荆威王学书於沈尹华,昭厘恶之。威王好制,有中谢佐制者,为昭厘谓威王曰:“国人皆曰:王乃沈尹华之弟子也。”王不说,因疏沈尹华。中谢,细人也,一言而令威王不闻先王之术,文学之士不得进,令昭厘得行其私。故细人之言,不成不察也。且数怒人主,觉得奸人除路,奸路以除,而恶壅却,岂不难哉?夫激矢则远,激水则旱,激主则悖,悖则无君子矣。夫不成激者,其唯先有度。
正名
六曰:使治乱存亡若高山之与深溪,若白垩之与黑漆,则无所用智,虽愚犹可矣。且治乱存亡则不然。如可知,如可不知;如可见,如可不见。故智士贤者相与积心愁虑以求之,犹另有管叔、蔡叔之事与东夷八国不听之谋。故治乱存亡,其始若秋毫。察其秋毫,则大物不过矣。
鲁季氏与郈氏斗鸡,郈氏介其鸡,季氏为之金距。季氏之鸡不堪,季平子怒,因归郈氏之宫,而益其宅。郈昭伯怒,伤之於昭公,曰:“禘於襄公之庙也,舞者二人罢了,其馀尽舞於季氏。季氏之舞道,无上久矣。弗诛,必危社稷。”公怒,不审,乃使郈昭伯将师徒以攻季氏,遂入其宫。仲孙氏、叔孙氏相与谋曰:“无季氏,则吾族也灭亡无日矣。”遂起甲以往,陷西北隅以入之,三家为一,郈昭伯不堪而死。昭公惧,遂出走齐,卒於干侯。鲁昭听伤而不辩其义,惧以鲁国不堪季氏,而不知仲、叔氏之恐,而与季氏同患也。是不达乎民气也。不达乎民气,位虽尊。何益於安也?以鲁国恐不堪一季氏,况於三季?同恶固互助。权物若此其过也,非独仲、叔氏也,鲁国皆恐。鲁国皆恐,则是与一国为敌也,其得至干侯而卒犹远。

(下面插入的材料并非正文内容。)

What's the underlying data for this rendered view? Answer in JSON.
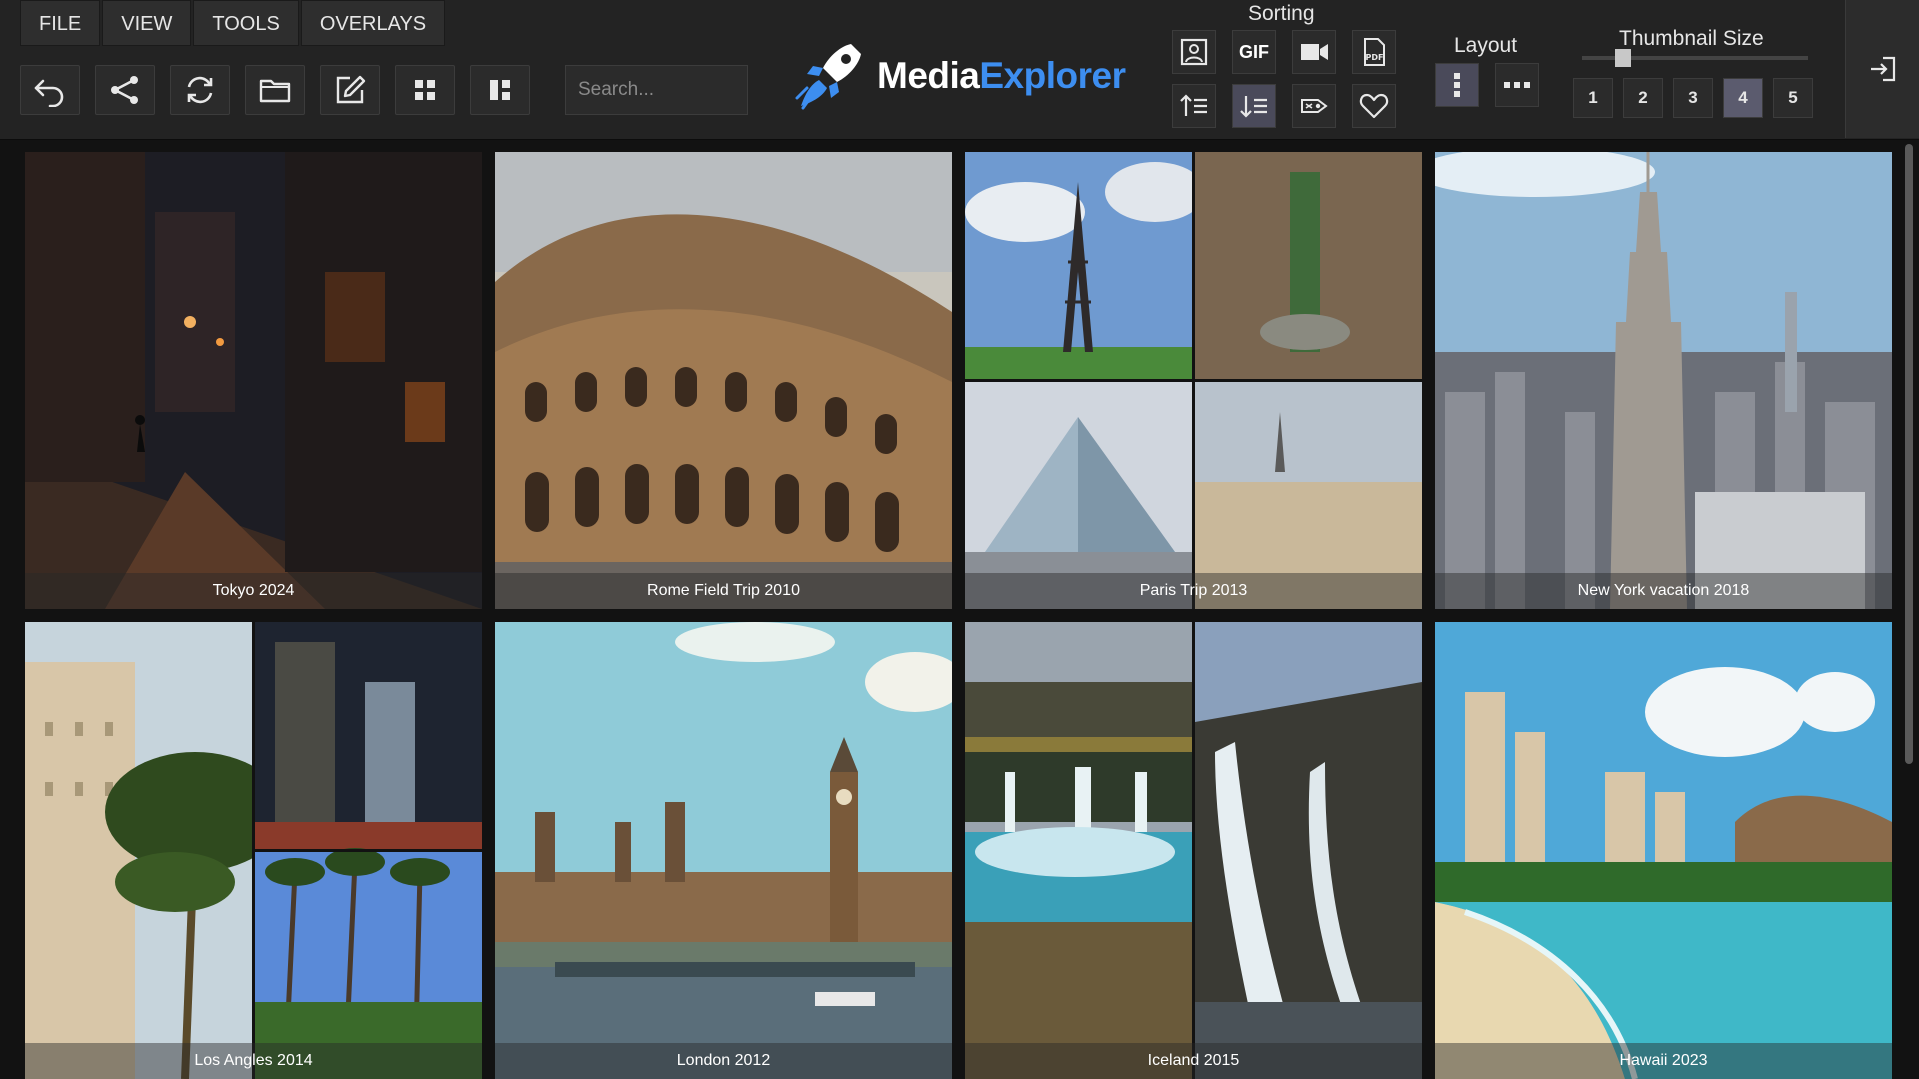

邻父有与人邻者,有枯梧树,其邻之父言梧树之不善也,邻居遽伐之。邻父因请而觉得薪。其人不说曰:“邻者若此其险也,岂可为之邻哉?”此有所宥也。夫请觉得薪与弗请,此不成以疑枯梧树之善与不善也。齐人有欲得金者,清旦,被衣冠,往鬻金者之所,见人操金,攫而夺之。吏搏而束缚之,问曰:“人皆在焉,子攫人之金,何故?”对吏曰:“殊不见人,徒见金耳。”此真大有所宥也。夫人有所宥者,固以昼为昏,以白为黑,以尧为桀。宥之为败亦大矣。亡国之主,其皆甚有所宥邪?故凡人必别宥然后知,别宥则能全其天矣。
去宥
禹之决江水也,民聚瓦砾。事已成,功已立,为万世利。禹之所见者远也,而民莫之知。故民不成与虑化举始,而能够胜利功。
郑公子归生率师伐宋。宋华元率师应之大棘,羊斟御。明日将战,华元杀羊飨士,羊斟不与焉。明日战,怒谓华元曰:“昨日之事,子为制;本日之事,我为制。”遂驱入於郑师。宋师败绩,华元虏。夫弩机差以米则不发。战,大机也。飨士而忘其御也,将以此败而为虏,岂不宜哉!故凡战必悉熟偏备,知彼知己,然后可也。
鲁国之法,鲁报酬人臣妾於诸侯,有能赎之者,取其金於府。子贡赎鲁人於诸侯,来而让,不取其金。孔子曰:“赐失之矣。自今以往,鲁人不赎人矣。”取其金,则无损於行;不取其金,则不复赎人矣。子路拯溺者,其人拜之以牛,子路受之。孔子曰:“鲁人必拯溺者矣。”孔子见之以细,观化远也。